O presidente da Confederação Brasileira de Futebol (CBF), Antonio Carlos Nunes de Lima, o Coronel Nunes, 79 anos (foto;dir), ficou em silêncio durante os questionamentos sobre os escândalos de corrupção da entidade durante reunião na CPI do Futebol nessa quarta-feira (16).
A FIFA pediu nesta semana que a Confederação Brasileira de Futebol indenizasse o órgão em quase R$ 20 milhões desviados entre salários, hospedagens e passagens pelos três últimos presidentes da CBF: Ricardo Teixeira, José Maria Marin e Marco Polo Del Nero.
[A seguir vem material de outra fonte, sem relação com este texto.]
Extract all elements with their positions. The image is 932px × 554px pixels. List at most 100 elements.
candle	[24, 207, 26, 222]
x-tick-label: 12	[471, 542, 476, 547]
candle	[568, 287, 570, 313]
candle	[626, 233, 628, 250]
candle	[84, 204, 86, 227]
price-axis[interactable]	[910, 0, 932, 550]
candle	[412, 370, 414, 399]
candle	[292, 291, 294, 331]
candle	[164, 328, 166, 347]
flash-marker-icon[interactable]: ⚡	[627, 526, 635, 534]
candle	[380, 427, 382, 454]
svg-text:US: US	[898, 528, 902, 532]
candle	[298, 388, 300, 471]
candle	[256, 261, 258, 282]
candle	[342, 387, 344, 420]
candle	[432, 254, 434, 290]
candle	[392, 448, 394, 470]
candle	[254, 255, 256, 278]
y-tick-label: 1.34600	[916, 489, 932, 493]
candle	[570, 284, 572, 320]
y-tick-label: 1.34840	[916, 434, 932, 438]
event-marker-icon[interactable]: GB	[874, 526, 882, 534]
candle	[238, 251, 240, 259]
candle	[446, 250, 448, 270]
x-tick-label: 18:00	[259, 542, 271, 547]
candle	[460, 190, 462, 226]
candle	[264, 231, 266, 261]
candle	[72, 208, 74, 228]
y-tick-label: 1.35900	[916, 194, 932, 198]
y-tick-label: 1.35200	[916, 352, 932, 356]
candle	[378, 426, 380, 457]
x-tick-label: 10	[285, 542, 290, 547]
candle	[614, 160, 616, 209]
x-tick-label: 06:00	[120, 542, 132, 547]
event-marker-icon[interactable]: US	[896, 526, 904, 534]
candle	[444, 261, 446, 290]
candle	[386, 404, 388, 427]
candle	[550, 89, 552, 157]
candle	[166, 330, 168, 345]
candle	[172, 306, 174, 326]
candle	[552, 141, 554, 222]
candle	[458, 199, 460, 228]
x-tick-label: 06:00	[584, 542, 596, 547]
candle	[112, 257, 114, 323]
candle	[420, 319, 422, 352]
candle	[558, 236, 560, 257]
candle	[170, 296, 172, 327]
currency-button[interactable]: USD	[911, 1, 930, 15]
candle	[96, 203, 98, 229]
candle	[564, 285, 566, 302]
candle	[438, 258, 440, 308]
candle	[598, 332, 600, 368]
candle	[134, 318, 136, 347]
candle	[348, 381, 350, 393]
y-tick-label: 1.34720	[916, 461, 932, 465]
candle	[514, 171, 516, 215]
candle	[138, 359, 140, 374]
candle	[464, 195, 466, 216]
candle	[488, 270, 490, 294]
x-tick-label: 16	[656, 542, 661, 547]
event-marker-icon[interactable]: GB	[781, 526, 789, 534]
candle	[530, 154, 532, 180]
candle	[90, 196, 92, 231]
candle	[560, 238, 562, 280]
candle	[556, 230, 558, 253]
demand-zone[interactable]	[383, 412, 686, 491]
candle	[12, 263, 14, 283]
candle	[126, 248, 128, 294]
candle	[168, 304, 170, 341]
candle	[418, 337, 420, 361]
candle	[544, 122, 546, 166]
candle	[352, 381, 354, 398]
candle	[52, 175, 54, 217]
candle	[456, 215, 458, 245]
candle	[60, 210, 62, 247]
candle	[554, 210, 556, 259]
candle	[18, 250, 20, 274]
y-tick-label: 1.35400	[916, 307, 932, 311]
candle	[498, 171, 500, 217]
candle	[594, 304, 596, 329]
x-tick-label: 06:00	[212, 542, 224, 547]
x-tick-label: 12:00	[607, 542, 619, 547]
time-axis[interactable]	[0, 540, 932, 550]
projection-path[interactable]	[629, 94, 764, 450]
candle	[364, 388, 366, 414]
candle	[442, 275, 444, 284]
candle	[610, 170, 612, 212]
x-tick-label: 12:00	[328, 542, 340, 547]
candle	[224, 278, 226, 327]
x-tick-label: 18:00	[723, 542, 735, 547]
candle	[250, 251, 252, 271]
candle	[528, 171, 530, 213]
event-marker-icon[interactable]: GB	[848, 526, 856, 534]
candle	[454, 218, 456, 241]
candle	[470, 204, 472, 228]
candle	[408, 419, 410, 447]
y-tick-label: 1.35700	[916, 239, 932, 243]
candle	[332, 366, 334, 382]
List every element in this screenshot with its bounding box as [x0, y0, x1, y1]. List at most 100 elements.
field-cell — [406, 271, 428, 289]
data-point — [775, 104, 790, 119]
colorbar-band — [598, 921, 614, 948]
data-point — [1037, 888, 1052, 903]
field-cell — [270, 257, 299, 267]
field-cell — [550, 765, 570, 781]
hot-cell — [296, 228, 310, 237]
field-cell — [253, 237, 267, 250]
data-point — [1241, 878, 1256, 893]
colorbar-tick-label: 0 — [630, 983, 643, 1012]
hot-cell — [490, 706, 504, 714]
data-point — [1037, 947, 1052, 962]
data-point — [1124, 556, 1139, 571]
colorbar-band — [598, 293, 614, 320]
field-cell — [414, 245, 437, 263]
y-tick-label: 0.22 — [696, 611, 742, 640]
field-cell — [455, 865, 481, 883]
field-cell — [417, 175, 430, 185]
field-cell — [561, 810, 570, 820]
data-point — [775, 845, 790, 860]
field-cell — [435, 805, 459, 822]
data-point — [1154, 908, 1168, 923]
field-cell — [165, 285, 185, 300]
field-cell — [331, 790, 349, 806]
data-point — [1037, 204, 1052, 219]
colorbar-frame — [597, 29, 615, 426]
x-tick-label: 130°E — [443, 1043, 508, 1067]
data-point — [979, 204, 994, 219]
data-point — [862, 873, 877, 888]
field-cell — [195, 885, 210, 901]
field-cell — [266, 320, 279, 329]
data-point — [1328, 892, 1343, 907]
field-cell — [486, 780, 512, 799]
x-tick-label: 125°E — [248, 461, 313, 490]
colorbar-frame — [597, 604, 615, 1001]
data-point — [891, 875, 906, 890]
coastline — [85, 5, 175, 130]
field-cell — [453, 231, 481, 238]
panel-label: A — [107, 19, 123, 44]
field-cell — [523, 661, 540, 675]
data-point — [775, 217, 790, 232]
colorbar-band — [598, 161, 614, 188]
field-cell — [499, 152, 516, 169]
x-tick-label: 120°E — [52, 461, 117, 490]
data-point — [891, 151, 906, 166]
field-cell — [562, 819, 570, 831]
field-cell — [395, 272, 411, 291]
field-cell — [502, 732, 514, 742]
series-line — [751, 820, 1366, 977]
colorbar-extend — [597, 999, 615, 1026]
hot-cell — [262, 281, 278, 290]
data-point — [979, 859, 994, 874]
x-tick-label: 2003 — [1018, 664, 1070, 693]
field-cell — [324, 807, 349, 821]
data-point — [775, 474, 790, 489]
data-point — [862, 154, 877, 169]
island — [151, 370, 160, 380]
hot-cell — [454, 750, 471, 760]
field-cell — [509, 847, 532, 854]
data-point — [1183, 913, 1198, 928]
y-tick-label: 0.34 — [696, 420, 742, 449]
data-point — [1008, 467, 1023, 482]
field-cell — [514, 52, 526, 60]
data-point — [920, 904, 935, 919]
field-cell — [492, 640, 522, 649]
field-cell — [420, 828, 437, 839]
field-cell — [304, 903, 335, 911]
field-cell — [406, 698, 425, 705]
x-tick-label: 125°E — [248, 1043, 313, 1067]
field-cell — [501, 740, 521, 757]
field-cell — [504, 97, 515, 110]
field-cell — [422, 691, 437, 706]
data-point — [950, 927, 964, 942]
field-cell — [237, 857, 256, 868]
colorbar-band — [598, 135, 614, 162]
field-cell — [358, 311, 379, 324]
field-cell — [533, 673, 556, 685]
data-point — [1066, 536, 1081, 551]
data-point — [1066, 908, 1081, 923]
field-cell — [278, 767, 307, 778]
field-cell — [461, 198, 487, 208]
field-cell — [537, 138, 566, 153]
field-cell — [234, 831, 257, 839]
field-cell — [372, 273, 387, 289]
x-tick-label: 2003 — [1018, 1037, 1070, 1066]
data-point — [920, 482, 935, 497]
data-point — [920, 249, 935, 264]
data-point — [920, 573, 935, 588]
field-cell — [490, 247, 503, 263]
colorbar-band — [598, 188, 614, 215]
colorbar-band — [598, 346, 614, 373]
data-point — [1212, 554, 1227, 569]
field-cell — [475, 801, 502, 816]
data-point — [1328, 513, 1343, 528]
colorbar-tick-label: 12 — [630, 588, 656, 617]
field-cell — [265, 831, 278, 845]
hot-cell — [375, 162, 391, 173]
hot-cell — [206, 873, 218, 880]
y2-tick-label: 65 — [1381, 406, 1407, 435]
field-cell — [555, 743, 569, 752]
Segundo a FIFA os mandatários causaram prejuízo embolsando dinheiro que pertencia ao futebol.
A indenização pedida pela entidade foi um dos temas da reunião da CPI do Futebol com a participação do presidente da CBF, Coronel Nunes. Questionado pelo presidente da CPI, senador Romário (PSB-RJ), sobre as acusações de corrupção, Coronel Nunes ficou em silêncio.
“Excelência, me reservo de não responder quanto a pergunta de entidade corrupção. Me reservo ao direito de não me manifestar porque não tenho contribuição a dar nesse aspecto”, disse o presidente da CBF.
Além de não ficar satisfeito com as respostas do presidente o senador Romário não ficou feliz com a não aprovação de vários requerimentos, entre eles, o de convocação do ex-presidente da CBF, Ricardo Teixeira e outros dirigentes da entidade.
Romário afirmou que vai apresentar um relatório paralelo ao do relator, senador Romero Jucá (PMDB-RR). Jucá derrubou os requerimentos alegando que não vai expor ninguém que não tenha culpa.
Coronel Nunes assumiu a presidência da CBF em 07 de janeiro após o pedido de licença de Marco Polo Del Nero.